– Подруга, задержалась. Он без тебя не собирался начинать. Совсем окосел.
– Патрик?! – Я растерянно застыла у открытой дверцы. В контражуре появился сам виновник вечера. «А где мой хиппи, обвешанный фенечками, в длинном обляпанном джинсовом плаще, со спутанными рыжими копнами, обтертым этюдником и гитарой за плечами?» – в светлой сценической рубахе, шейном платке маэстро вышел из дымного прокуренного пятна света, опустился в снег на одно колено и благоговейно приложился к моей поледеневшей кисти:
– О, Эвтерпа! – Повлажневшие глаза, детская святая непосредственность. Затаил дыхание. – Моя Муза, ты вдохновила меня на этот творческий вечер.
Я прикусила щеку, но патетику восторженного друга сбили ироничные коллеги:
– Слышь, фронтмен, балалайку-то не урони. Открой ворота. Загони машину. Камилла, ты же надолго?

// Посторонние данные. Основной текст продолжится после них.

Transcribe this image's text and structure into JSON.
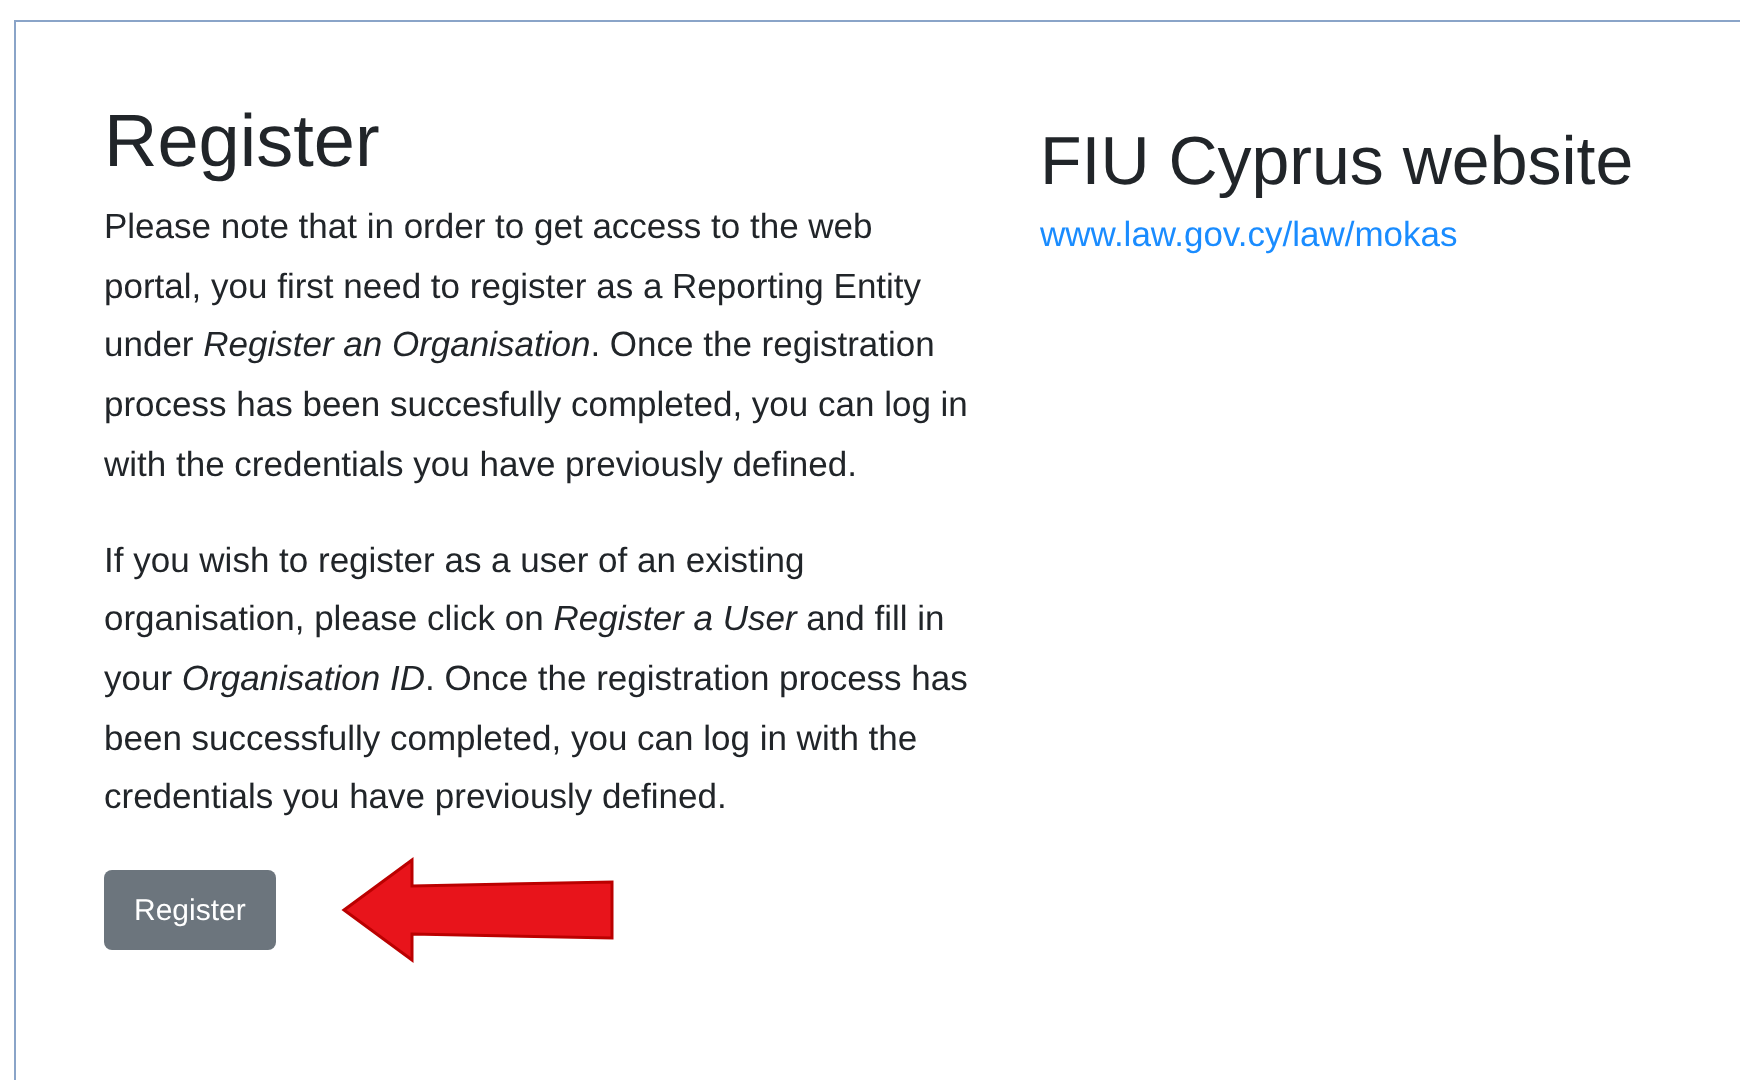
{
  "register": {
    "title": "Register",
    "paragraphs": [
      "Please note that in order to get access to the web portal, you first need to register as a Reporting Entity under *Register an Organisation*. Once the registration process has been succesfully completed, you can log in with the credentials you have previously defined.",
      "If you wish to register as a user of an existing organisation, please click on *Register a User* and fill in your *Organisation ID*. Once the registration process has been successfully completed, you can log in with the credentials you have previously defined."
    ],
    "button": "Register"
  },
  "website": {
    "title": "FIU Cyprus website",
    "link": "www.law.gov.cy/law/mokas"
  }
}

– Пока не найду квартиру. – Парни присвистнули. Патрик устремил на меня блаженные глаза. Я представила заунывные депрессивные речитативы в течение нескольких часов подряд и, стряхивая грязную снежную кашу с ботинок, уже садилась в машину. – Извини, не знала, что у тебя праздник. Заеду в другой раз.
Костя сбросил свой сценический образ, возмутился и преградил дорогу:
– Мы же договаривались! Я тебе звонил два дня. А там какой-то маньяк все отвечал: «Ты будишь нас четвертый раз. Камилла отдыхает. Мы не спали ночь. Мужчина ты, или либидо потравило наркотой? Должен понять или приехать объясниться?» А я не понял. Кто это? С кем ты зависала? – Копируя интонацию психотерапевта самозванца, Костя опасно балансировал гитарой на нестройных ногах, а я зеленела: «Негодяй». Вслух процедила:
– Ты ошибся номером. – Нерешительность осталась в прошлом. Распахнула дверь уникальной мастерской, которую ребята арендовали у вдовы недавно почившего знаменитого художника. Шаг, и я окунулась в тяжелый дух перегара, неслабой курительной дряни и гогота шумной компании. Костя, пошатываясь, плелся следом, придавая мне ускорения компрометирующими предположениями:
– Да? А автоответчик твой. – Я обернулась через плечо. Яркий свет упал на сердитое лицо, и Костя присвистнул. – Ох, ни хрена себе, глаза… Не, реально? Че за секс-машина, что тебя так закоротило на пару дней? И Бриги о нем так лестно пели… – Я оступилась в сенях и снесла банку с олифой. Закатывая жестяную банку обратно в покосившуюся этажерку, Костя рассеянно кивал. – Я и домой к тебе звонил. Да и Ник четыре раза. Проверить, из каких источников деза. И нас так ко-о-онкретно убедили… – Испепеляющего взгляда оказалось достаточно, чтобы протрезвевший Патрик уже тащил меня к гостям, лично представляя каждому. Тот факт, что «Весна» была похожа на разбуженную гарпию с красными глазами, ни у кого не вызвал вопросов. У депрессивного менестреля и муза была соответствующая.
Маэстро сел на единственный в доме высокий стул с гнутыми лакированными ножками, ударил по струнам и заголосил самопальный хит на ломаном английском. От такого аудио-напалма сработала сигнализация не только моего Jaguar. К стихийным «овациям» присоединились сирены соседских автомобилей и возмущенный лай собак. Константин не сконфузился побочным сопровождением, продолжая испытывать терпимость соседей своим средством самореализации.
Подпевающая публика рукоплескала. Особо эксцентричные натуры пустились в пантомиму и, отдавливая ноги таким же обкурившимся собратьям, превращали импровизацию в сумасшедший фарс. Ничего удивительного в их поведении не было. Чтобы пережить тот бред, которым «самовыражался» Патрик, адепты театральной студии по кругу затягивались набитой в самокрутку, дрянью, и непрестанно ржали. Одна я не вписывалась в формат отрыва в стиле «алкотреш». На общем фоне мистерии мой трезвый вид выглядел до безобразия вызывающим. Под какофонию я проскользнула наверх в мастерскую, прошла вглубь и устроилась с этюдником на подиуме.